Sponsor Article: Royal Holloway Advancing Climate Change Prevention with Oracle for Research

Rising global temperatures. Warming oceans. Shrinking ice sheets. Rising sea levels. Retreating glaciers.

Examples of the Earth’s climate change fire alarms caused by heat trapping carbon dioxide being exponentially emitted into the Earth’s atmosphere since the mid 20th century, most likely resulting from human activity.

Royal Holloway, University of London geophysics professor Saswata Hier Majumder and his team of PhD students (Ryan Payton, Yizhou Sun and Paul Ross Thomson) are responding to the Earth’s fire alarms. They are leading the way to prevent climate change by drastically reducing atmospheric carbon emissions through carbon capture and sequestration.

Royal Holloway, University of London researchers wanted to develop a simulation that analyzes digital images of rocks and predicts their capacity to absorb carbon dioxide and organically remineralize it—a game-changing advantage for identifying suitable future carbon storage sites based on favorable geologic storage reservoirs and how much carbon the reservoirs can store over time. They envisioned a simulation engine capable of processing massive amounts of scanned real rock images captured with 3D microtomography to determine the pore volume of each rock fragment—important for identifying the carbon sequestration efficiency and capacity of future storage sites.

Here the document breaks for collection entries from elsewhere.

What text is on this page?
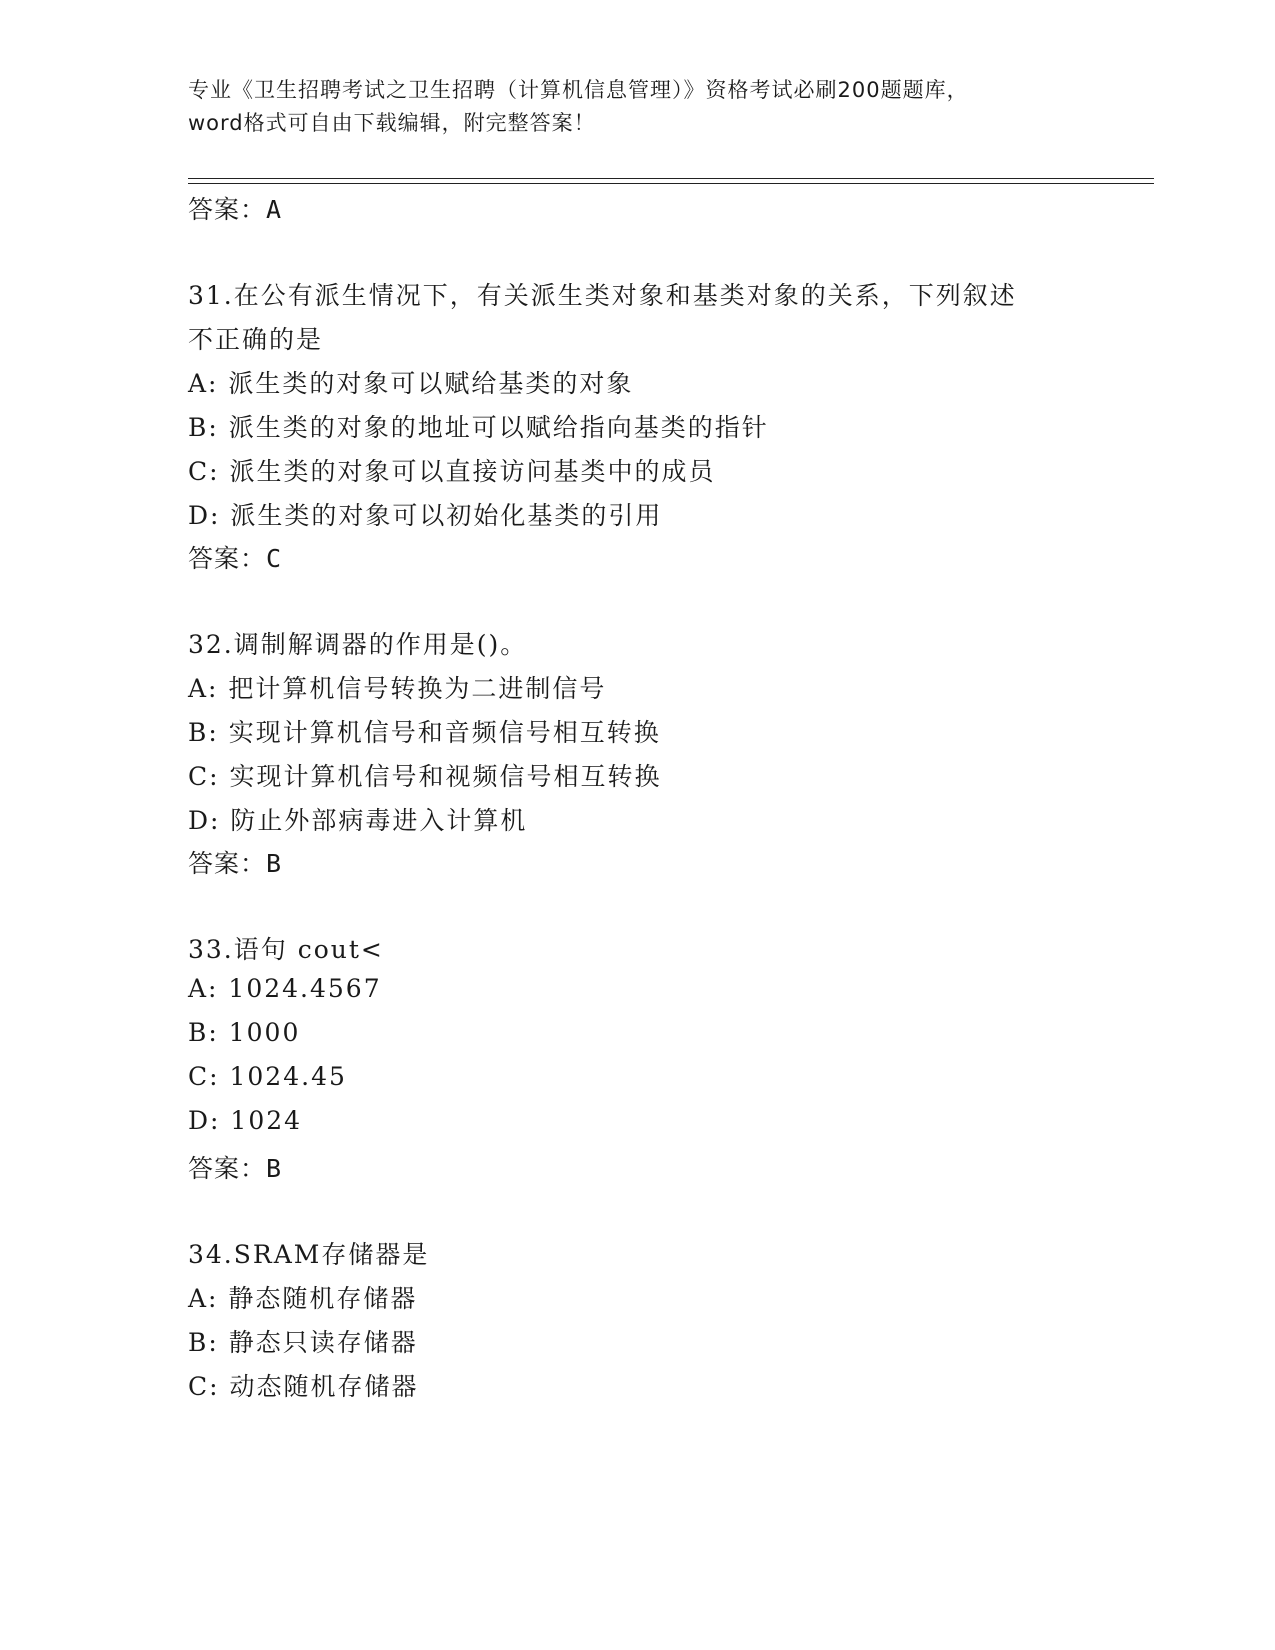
专业《卫生招聘考试之卫生招聘（计算机信息管理）》资格考试必刷200题题库，
word格式可自由下载编辑，附完整答案！
答案：A
31.在公有派生情况下，有关派生类对象和基类对象的关系，下列叙述
不正确的是
A: 派生类的对象可以赋给基类的对象
B: 派生类的对象的地址可以赋给指向基类的指针
C: 派生类的对象可以直接访问基类中的成员
D: 派生类的对象可以初始化基类的引用
答案：C
32.调制解调器的作用是()。
A: 把计算机信号转换为二进制信号
B: 实现计算机信号和音频信号相互转换
C: 实现计算机信号和视频信号相互转换
D: 防止外部病毒进入计算机
答案：B
33.语句 cout<
A: 1024.4567
B: 1000
C: 1024.45
D: 1024
答案：B
34.SRAM存储器是
A: 静态随机存储器
B: 静态只读存储器
C: 动态随机存储器
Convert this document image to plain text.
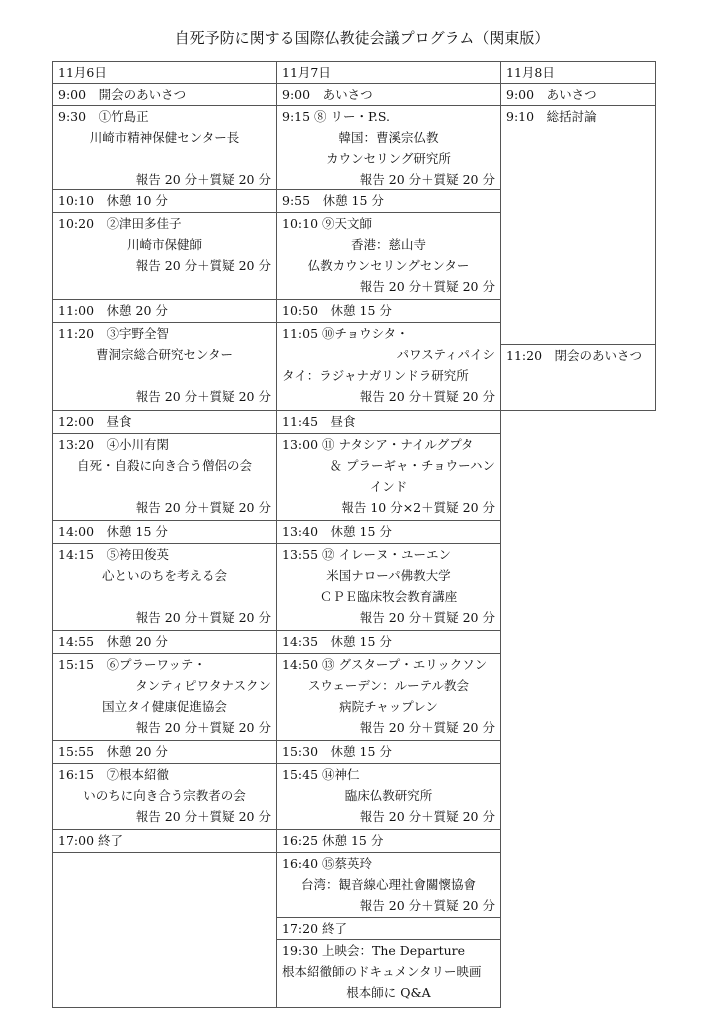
自死予防に関する国際仏教徒会議プログラム（関東版）
11月6日	11月7日	11月8日
9:00　開会のあいさつ
9:30　①竹島正
川崎市精神保健センター長
報告 20 分＋質疑 20 分
10:10　休憩 10 分
10:20　②津田多佳子
川崎市保健師
報告 20 分＋質疑 20 分
11:00　休憩 20 分
11:20　③宇野全智
曹洞宗総合研究センター
報告 20 分＋質疑 20 分
12:00　昼食
13:20　④小川有閑
自死・自殺に向き合う僧侶の会
報告 20 分＋質疑 20 分
14:00　休憩 15 分
14:15　⑤袴田俊英
心といのちを考える会
報告 20 分＋質疑 20 分
14:55　休憩 20 分
15:15　⑥プラーワッテ・
タンティピワタナスクン
国立タイ健康促進協会
報告 20 分＋質疑 20 分
15:55　休憩 20 分
16:15　⑦根本紹徹
いのちに向き合う宗教者の会
報告 20 分＋質疑 20 分
17:00 終了
9:00　あいさつ
9:15 ⑧ リー・P.S.
韓国：曹溪宗仏教
カウンセリング研究所
報告 20 分＋質疑 20 分
9:55　休憩 15 分
10:10 ⑨天文師
香港：慈山寺
仏教カウンセリングセンター
報告 20 分＋質疑 20 分
10:50　休憩 15 分
11:05 ⑩チョウシタ・
パワスティパイシ
タイ：ラジャナガリンドラ研究所
報告 20 分＋質疑 20 分
11:45　昼食
13:00 ⑪ ナタシア・ナイルグプタ
＆ プラーギャ・チョウーハン
インド
報告 10 分×2＋質疑 20 分
13:40　休憩 15 分
13:55 ⑫ イレーヌ・ユーエン
米国ナローパ佛教大学
ＣＰＥ臨床牧会教育講座
報告 20 分＋質疑 20 分
14:35　休憩 15 分
14:50 ⑬ グスタープ・エリックソン
スウェーデン：ルーテル教会
病院チャップレン
報告 20 分＋質疑 20 分
15:30　休憩 15 分
15:45 ⑭神仁
臨床仏教研究所
報告 20 分＋質疑 20 分
16:25 休憩 15 分
16:40 ⑮蔡英玲
台湾：観音線心理社會關懷協會
報告 20 分＋質疑 20 分
17:20 終了
19:30 上映会：The Departure
根本紹徹師のドキュメンタリー映画
根本師に Q&A
9:00　あいさつ
9:10　総括討論
11:20　閉会のあいさつ
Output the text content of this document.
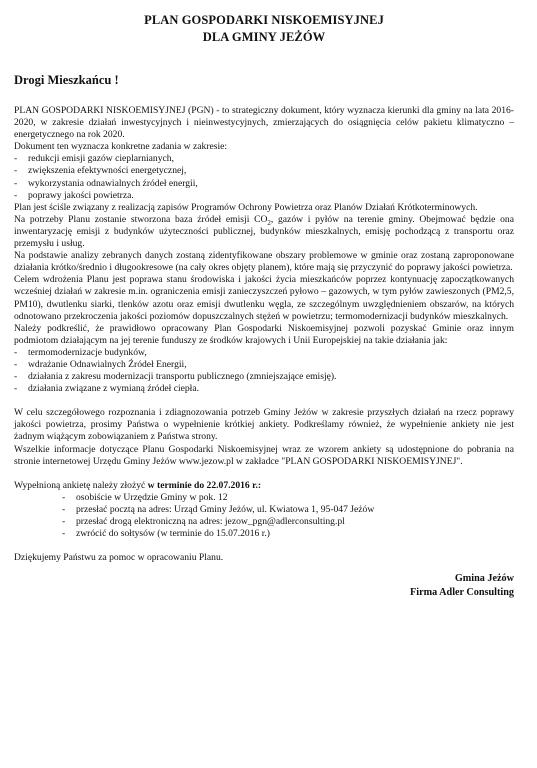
PLAN GOSPODARKI NISKOEMISYJNEJ
DLA GMINY JEŻÓW
Drogi Mieszkańcu !

PLAN GOSPODARKI NISKOEMISYJNEJ (PGN) - to strategiczny dokument, który wyznacza kierunki dla gminy na lata 2016-2020, w zakresie działań inwestycyjnych i nieinwestycyjnych, zmierzających do osiągnięcia celów pakietu klimatyczno – energetycznego na rok 2020.

Dokument ten wyznacza konkretne zadania w zakresie:

-	redukcji emisji gazów cieplarnianych,
-	zwiększenia efektywności energetycznej,
-	wykorzystania odnawialnych źródeł energii,
-	poprawy jakości powietrza.

Plan jest ściśle związany z realizacją zapisów Programów Ochrony Powietrza oraz Planów Działań Krótkoterminowych.

Na potrzeby Planu zostanie stworzona baza źródeł emisji $CO_2$, gazów i pyłów na terenie gminy. Obejmować będzie ona inwentaryzację emisji z budynków użyteczności publicznej, budynków mieszkalnych, emisję pochodzącą z transportu oraz przemysłu i usług.

Na podstawie analizy zebranych danych zostaną zidentyfikowane obszary problemowe w gminie oraz zostaną zaproponowane działania krótko/średnio i długookresowe (na cały okres objęty planem), które mają się przyczynić do poprawy jakości powietrza.

Celem wdrożenia Planu jest poprawa stanu środowiska i jakości życia mieszkańców poprzez kontynuację zapoczątkowanych wcześniej działań w zakresie m.in. ograniczenia emisji zanieczyszczeń pyłowo – gazowych, w tym pyłów zawieszonych (PM2,5, PM10), dwutlenku siarki, tlenków azotu oraz emisji dwutlenku węgla, ze szczególnym uwzględnieniem obszarów, na których odnotowano przekroczenia jakości poziomów dopuszczalnych stężeń w powietrzu; termomodernizacji budynków mieszkalnych.

Należy podkreślić, że prawidłowo opracowany Plan Gospodarki Niskoemisyjnej pozwoli pozyskać Gminie oraz innym podmiotom działającym na jej terenie funduszy ze środków krajowych i Unii Europejskiej na takie działania jak:

-	termomodernizacje budynków,
-	wdrażanie Odnawialnych Źródeł Energii,
-	działania z zakresu modernizacji transportu publicznego (zmniejszające emisję).
-	działania związane z wymianą źródeł ciepła.

W celu szczegółowego rozpoznania i zdiagnozowania potrzeb Gminy Jeżów w zakresie przyszłych działań na rzecz poprawy jakości powietrza, prosimy Państwa o wypełnienie krótkiej ankiety. Podkreślamy również, że wypełnienie ankiety nie jest żadnym wiążącym zobowiązaniem z Państwa strony.

Wszelkie informacje dotyczące Planu Gospodarki Niskoemisyjnej wraz ze wzorem ankiety są udostępnione do pobrania na stronie internetowej Urzędu Gminy Jeżów www.jezow.pl w zakładce "PLAN GOSPODARKI NISKOEMISYJNEJ".

Wypełnioną ankietę należy złożyć w terminie do 22.07.2016 r.:

-	osobiście w Urzędzie Gminy w pok. 12
-	przesłać pocztą na adres: Urząd Gminy Jeżów, ul. Kwiatowa 1, 95-047 Jeżów
-	przesłać drogą elektroniczną na adres: jezow_pgn@adlerconsulting.pl
-	zwrócić do sołtysów (w terminie do 15.07.2016 r.)

Dziękujemy Państwu za pomoc w opracowaniu Planu.

Gmina Jeżów
Firma Adler Consulting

On-premise super computers needed the power of enterprise computing to process the very large data sets from Royal Holloway University’s 3D microtomography. Royal Holloway, University of London researchers turned to Oracle’s high-performance cloud infrastructure to develop a novel computational approach that lets the research team pick the amount of memory and threads needed to process the massive amounts of scanned images in a way that the team’s previous, on-premise computers couldn’t. This enabled the research team to more accurately predict future carbon storage site suitability in a fraction of the time and at a much lower cost than previously thought possible.